Tuesday, January 27, 2004


Carl Cameron offers A Gambler's Guide to the N.H. Primary. Amongst the wisdom:
"Watch Derry and Hollis … laugh at Dixville Notch and Hart's Location."

Derry is just south of Manchester and a bellwether of state political sentiment.

Hollis, just west of Nashua, holds the record for voting for the winner most frequently.

Dixville Notch is a tiny community in the White Mountains that has 24 residents, 19 of whom are voting-age. Ten are registered Republicans, nine are undeclared. There are zero Democrats or independents. Most of the residents live and work at the Balsams Resort. The resort is the polling place. The first votes are cast and counted by 12:10 am on primary day.

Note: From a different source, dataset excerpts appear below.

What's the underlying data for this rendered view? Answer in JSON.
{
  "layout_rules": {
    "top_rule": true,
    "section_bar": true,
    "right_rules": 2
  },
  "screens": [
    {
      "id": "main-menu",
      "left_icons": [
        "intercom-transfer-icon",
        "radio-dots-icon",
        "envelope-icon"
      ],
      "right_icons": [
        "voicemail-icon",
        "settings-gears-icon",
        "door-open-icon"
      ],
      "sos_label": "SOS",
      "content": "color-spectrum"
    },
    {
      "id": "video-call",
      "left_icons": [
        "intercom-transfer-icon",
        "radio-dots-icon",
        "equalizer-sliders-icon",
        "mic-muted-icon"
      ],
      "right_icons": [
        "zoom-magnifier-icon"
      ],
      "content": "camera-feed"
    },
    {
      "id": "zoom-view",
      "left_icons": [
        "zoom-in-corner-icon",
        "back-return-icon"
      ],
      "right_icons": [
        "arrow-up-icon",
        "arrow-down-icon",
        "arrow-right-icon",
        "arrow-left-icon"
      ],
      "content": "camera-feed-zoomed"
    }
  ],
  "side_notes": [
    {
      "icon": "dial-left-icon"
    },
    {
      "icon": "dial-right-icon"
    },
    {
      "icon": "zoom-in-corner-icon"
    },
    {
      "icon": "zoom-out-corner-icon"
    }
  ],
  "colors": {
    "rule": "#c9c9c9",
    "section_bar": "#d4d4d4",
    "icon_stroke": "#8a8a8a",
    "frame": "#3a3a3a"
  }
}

Hart's Location is another tiny unregistered town that votes at midnight and is always fun to watch. But it gets nowhere near the attention of Dixville Notch because it lacks venue, charm, history and self-promotion. Neither community frequently picks the winner.
When does Punxsutawney Phil show up?
"Polls are a pain. We get so many calls, my neighbors toy with pollsters for fun."

Voters in New Hampshire are about eight times more likely to be polled than in Iowa, where quadrennial complaints about too many annoying polls and robo-calls could be heard long before caucus night. Weekend polling in New Hampshire right before the primary often skews.
Clem, are you foolin' with the city fellers again?
"You can lose while winning and win while losing."

New Hampshire's primary race is all about expectations, gamesmanship and momentum. The candidate who can look ahead is the one who exceeds expectations, carries the momentum, and balances those achievements with campaign cash, viability and a nationwide organization.
Very true and most of the expectations are set by the notoriously fickle press.
"This is the last time average folks have a chance to really see the candidates up close"

After New Hampshire, the race goes national. Candidates will communicate mostly through ads, news and airport rallies. The policies have all been laid out, now it's stump speeches, sloganeering, tactics and strategy.
Doing well in one of the big urban states brings a ton more delegates than Iowa and New Hampshire combined, but they will all go past in a blur after today. It must be rather confusing for furriners.